The key would be to make cuts or defer projects in an "even-handed" way, and hopefully without reducing council service levels, he believed.
However, pressed on how realistic that aim was, Mr Cull conceded the 5% rates cap could be under threat, and also left the door open to service level cuts to make ends meet.
"We don't want to be reducing services ... if it comes to it and we have to reduce services a bit, then we'll look at that.
"We're not there yet."
The 5% rates cap was "aspirational" and might also need to be lifted, if councillors were faced with impossible decisions about what to cut next, Mr Cull said.
"It's not the limit at any cost.

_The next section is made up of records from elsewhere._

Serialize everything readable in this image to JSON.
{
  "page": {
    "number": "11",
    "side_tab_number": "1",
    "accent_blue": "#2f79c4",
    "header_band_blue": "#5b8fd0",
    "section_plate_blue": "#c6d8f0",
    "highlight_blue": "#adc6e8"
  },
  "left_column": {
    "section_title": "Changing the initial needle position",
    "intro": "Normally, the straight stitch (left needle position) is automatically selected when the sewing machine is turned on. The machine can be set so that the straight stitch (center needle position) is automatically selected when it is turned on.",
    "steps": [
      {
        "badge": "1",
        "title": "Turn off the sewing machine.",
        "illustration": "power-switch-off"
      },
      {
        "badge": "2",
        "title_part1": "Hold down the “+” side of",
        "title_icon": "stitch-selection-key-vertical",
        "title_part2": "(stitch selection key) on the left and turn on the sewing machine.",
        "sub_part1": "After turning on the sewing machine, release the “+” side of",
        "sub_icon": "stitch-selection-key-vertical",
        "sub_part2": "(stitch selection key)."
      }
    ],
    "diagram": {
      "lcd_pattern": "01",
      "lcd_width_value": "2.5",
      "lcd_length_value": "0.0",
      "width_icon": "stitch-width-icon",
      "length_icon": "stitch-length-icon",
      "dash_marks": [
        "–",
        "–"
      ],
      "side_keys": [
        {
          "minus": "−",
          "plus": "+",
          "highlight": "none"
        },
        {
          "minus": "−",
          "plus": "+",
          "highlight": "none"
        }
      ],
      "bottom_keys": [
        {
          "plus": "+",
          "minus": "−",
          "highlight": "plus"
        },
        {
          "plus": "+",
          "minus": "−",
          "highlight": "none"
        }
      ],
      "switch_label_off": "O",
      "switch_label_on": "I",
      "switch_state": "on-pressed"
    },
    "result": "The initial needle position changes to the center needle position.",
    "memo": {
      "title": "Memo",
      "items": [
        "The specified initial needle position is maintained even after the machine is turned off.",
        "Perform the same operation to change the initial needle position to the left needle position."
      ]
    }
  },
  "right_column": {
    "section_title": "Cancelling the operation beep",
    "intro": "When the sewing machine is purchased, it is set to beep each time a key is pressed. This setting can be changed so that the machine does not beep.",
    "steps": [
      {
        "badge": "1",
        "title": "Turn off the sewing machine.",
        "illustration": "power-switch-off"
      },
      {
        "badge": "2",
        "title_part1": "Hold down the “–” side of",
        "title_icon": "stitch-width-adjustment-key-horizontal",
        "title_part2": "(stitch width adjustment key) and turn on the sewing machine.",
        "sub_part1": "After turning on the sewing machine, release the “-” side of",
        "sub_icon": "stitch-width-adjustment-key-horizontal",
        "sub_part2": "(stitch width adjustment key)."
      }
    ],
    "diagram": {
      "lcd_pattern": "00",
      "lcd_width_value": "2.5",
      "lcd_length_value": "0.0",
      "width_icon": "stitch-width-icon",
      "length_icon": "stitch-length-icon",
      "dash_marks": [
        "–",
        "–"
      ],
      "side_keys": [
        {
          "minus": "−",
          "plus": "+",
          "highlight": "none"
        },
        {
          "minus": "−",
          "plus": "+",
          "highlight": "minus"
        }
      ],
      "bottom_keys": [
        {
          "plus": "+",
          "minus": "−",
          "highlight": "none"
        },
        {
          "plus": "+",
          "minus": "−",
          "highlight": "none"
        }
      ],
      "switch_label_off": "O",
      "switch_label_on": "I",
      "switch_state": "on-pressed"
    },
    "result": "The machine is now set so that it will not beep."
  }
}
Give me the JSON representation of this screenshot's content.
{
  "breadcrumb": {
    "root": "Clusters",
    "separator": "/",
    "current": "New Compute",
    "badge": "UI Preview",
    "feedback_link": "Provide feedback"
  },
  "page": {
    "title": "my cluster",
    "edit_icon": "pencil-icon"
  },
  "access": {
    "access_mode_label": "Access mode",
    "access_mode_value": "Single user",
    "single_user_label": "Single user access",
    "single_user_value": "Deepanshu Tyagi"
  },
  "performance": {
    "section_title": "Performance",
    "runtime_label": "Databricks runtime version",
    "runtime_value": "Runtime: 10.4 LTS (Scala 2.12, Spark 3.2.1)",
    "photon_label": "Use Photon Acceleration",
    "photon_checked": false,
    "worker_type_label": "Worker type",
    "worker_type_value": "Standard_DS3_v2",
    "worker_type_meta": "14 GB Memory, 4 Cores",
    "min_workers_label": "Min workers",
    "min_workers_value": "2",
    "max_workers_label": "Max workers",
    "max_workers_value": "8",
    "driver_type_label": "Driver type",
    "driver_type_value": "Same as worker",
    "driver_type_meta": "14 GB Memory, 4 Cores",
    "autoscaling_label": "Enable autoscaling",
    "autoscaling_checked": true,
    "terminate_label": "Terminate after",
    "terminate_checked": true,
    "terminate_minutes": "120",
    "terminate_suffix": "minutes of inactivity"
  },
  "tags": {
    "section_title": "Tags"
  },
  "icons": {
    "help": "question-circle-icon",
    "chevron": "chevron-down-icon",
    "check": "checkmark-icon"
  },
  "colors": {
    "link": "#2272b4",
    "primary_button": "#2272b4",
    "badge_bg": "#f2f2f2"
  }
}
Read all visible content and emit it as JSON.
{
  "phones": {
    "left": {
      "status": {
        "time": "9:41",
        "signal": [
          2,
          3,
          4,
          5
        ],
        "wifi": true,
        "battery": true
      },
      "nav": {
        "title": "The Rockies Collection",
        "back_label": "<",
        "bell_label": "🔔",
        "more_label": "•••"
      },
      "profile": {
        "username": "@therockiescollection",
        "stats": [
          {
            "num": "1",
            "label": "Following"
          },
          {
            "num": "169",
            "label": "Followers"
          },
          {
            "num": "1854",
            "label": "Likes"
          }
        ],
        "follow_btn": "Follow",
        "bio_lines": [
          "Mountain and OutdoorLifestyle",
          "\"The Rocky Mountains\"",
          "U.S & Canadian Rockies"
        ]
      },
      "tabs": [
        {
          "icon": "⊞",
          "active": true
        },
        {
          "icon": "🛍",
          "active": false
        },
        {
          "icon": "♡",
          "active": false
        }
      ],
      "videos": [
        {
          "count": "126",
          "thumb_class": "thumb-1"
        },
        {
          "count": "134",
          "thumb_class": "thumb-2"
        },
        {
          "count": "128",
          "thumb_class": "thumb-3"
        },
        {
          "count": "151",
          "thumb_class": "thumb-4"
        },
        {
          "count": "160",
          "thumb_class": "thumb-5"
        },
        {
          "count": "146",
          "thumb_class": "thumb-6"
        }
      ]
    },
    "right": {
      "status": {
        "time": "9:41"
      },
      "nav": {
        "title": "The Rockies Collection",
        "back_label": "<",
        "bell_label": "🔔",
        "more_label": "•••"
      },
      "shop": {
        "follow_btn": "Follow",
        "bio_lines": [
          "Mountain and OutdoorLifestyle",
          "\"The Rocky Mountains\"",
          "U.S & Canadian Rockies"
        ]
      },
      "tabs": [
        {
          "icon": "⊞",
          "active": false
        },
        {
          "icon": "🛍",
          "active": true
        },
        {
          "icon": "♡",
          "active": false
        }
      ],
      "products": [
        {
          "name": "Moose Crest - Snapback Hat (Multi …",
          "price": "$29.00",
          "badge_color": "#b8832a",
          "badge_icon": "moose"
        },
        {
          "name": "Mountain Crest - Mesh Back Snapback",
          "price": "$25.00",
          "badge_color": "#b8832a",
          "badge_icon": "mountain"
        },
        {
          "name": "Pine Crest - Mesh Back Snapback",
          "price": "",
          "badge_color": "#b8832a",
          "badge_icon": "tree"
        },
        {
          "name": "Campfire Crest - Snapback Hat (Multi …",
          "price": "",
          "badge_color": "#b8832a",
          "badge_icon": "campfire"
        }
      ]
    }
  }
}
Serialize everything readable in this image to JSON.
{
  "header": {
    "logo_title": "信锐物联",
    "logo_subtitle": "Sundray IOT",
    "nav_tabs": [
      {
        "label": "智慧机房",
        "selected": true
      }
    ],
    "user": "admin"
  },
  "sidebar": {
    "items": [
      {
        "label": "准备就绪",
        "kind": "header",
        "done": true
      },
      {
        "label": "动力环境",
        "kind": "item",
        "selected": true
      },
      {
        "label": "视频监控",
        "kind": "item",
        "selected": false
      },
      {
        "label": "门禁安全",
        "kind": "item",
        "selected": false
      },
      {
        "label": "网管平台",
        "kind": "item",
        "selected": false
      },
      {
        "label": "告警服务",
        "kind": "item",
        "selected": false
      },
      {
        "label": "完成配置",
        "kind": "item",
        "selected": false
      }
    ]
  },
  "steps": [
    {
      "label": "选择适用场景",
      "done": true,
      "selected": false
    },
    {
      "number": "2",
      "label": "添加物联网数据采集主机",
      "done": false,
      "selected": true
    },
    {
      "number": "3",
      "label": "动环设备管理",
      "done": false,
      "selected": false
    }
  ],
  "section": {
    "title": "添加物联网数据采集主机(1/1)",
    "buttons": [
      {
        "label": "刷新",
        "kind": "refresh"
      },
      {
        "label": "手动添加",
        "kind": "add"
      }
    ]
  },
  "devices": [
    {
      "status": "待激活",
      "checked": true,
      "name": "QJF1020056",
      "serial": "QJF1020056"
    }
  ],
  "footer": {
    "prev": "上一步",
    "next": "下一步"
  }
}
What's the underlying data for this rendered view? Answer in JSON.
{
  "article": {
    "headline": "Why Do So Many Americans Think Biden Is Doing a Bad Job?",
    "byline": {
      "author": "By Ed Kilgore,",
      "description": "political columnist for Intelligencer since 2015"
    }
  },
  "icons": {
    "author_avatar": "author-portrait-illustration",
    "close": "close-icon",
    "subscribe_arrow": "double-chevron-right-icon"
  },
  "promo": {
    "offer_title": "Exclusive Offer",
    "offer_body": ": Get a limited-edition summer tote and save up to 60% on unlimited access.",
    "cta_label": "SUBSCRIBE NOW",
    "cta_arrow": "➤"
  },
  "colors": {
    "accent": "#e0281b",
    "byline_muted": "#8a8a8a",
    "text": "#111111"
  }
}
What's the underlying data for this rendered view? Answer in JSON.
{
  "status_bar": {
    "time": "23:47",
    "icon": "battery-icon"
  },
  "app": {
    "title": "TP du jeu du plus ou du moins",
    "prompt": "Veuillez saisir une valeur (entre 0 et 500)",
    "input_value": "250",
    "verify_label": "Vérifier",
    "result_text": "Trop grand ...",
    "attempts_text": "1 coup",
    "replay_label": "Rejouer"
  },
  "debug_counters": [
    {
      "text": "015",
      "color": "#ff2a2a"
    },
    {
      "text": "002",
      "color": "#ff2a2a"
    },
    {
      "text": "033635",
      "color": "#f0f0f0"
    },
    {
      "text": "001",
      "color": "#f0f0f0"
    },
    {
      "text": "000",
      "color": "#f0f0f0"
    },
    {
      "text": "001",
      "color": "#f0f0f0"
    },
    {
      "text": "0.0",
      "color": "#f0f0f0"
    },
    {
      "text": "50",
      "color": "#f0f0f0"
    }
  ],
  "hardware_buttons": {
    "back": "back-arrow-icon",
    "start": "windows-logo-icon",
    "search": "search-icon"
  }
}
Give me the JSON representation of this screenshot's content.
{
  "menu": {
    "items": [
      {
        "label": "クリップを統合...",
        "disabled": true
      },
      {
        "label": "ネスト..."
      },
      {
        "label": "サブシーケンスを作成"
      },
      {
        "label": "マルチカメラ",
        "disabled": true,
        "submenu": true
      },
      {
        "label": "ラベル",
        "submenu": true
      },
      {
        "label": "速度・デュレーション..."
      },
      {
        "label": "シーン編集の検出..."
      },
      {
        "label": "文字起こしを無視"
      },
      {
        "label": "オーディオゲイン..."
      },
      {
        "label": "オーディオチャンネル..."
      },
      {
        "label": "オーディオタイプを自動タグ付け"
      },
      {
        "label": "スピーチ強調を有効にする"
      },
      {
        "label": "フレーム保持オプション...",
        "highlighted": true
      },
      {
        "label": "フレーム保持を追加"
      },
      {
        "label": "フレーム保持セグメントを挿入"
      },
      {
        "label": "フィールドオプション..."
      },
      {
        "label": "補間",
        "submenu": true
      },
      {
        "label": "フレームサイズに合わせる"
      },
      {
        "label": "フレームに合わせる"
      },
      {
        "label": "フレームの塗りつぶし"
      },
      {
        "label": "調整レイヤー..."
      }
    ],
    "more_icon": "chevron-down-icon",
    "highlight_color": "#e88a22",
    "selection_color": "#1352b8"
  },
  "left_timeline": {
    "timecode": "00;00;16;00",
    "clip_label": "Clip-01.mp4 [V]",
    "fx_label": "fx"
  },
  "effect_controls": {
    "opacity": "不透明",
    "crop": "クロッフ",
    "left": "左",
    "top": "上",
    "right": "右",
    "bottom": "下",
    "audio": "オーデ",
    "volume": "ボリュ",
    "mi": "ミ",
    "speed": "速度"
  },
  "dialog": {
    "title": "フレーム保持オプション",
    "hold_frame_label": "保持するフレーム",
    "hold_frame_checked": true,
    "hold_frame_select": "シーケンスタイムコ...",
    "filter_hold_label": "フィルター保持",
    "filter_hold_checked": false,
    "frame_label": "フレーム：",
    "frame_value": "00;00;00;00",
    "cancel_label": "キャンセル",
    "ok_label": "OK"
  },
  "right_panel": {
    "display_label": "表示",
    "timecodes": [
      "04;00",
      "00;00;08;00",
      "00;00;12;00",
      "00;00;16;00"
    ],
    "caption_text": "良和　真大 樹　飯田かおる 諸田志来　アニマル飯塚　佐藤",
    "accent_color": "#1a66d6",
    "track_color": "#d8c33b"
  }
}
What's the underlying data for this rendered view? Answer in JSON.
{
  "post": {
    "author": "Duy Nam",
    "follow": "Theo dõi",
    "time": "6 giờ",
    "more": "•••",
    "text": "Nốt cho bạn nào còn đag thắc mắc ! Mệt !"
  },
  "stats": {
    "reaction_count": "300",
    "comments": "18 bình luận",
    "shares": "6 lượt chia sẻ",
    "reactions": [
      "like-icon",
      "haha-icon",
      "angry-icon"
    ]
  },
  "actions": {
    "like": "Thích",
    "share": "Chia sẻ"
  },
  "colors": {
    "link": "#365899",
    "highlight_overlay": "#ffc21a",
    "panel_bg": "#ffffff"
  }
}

If the next thing to go was an absolutely essential service ...
"clearly rates would have to be higher.
"If push comes to shove and we think that there are no other alternatives, then clearly we would have to consider a different limit."
The council had so far managed to stay within the "achievable" limit, but pressure to spend more was expected during the hearings beginning today, he said.
"I think there's a chance we can keep it under 5% and there's a chance there will be pressure to put it above 5%."
Council staff had been working since last year to reduce a looming 11.9% rates increase, fuelled in part by the shortfall in dividend payments from Dunedin City Holdings Ltd.
Cuts to council operating costs and revised capital spending plans had reduced that figure to 4.7%, but the figure crept up again, to 4.9%, following councillors' decisions during pre-draft budget meetings in January.
More pressure was likely to come on as the numbers were crunched again over the next few days, with council debt remaining at "unpalatable" levels despite forecasts it would eventually fall.
One proposal to be addressed over the next few days was whether to increase rates - or find money elsewhere - to reduce the stadium loan term from 40 years.
Reducing it to 23.5 years would require another $1 million a year to be found, while $1.9 million a year would be needed to return the loan term to 20 years.
A long list of projects - from a new Mosgiel swimming pool to 24-hour Octagon toilets - also remained unbudgeted, despite plans being drawn up, and if included would place more pressure on rates.
Councillors would already have absorbed the views in 1020 written submissions on the draft budgets - a record number for a council budget hearing - before hearing the first of this morning's speakers.
They would meet again from next Tuesday to deliberate, possibly until Friday, and were due to adopt the finalised plans at a full council meeting on June 18.
DCC budget hearings
• Public hearing begins today on council's draft annual plan for 2012-13 and long-term plan to 2021-22.
•1020 written submissions received; about 190 people expected to speak.
• Public hearings end Friday; councillors to deliberate in public next week.
• Popular submission topics include: Signal Hill car park extension; cycling improvements; Dunedin Public Art Gallery acquisitions budget; city libraries; Forsyth Barr Stadium and ORFU bail-out.
• Draft rates increase 4.9% for 2012-13; just below 5% self-imposed limit.
• Pressure for more spending could result in increase; service level cuts also not ruled out.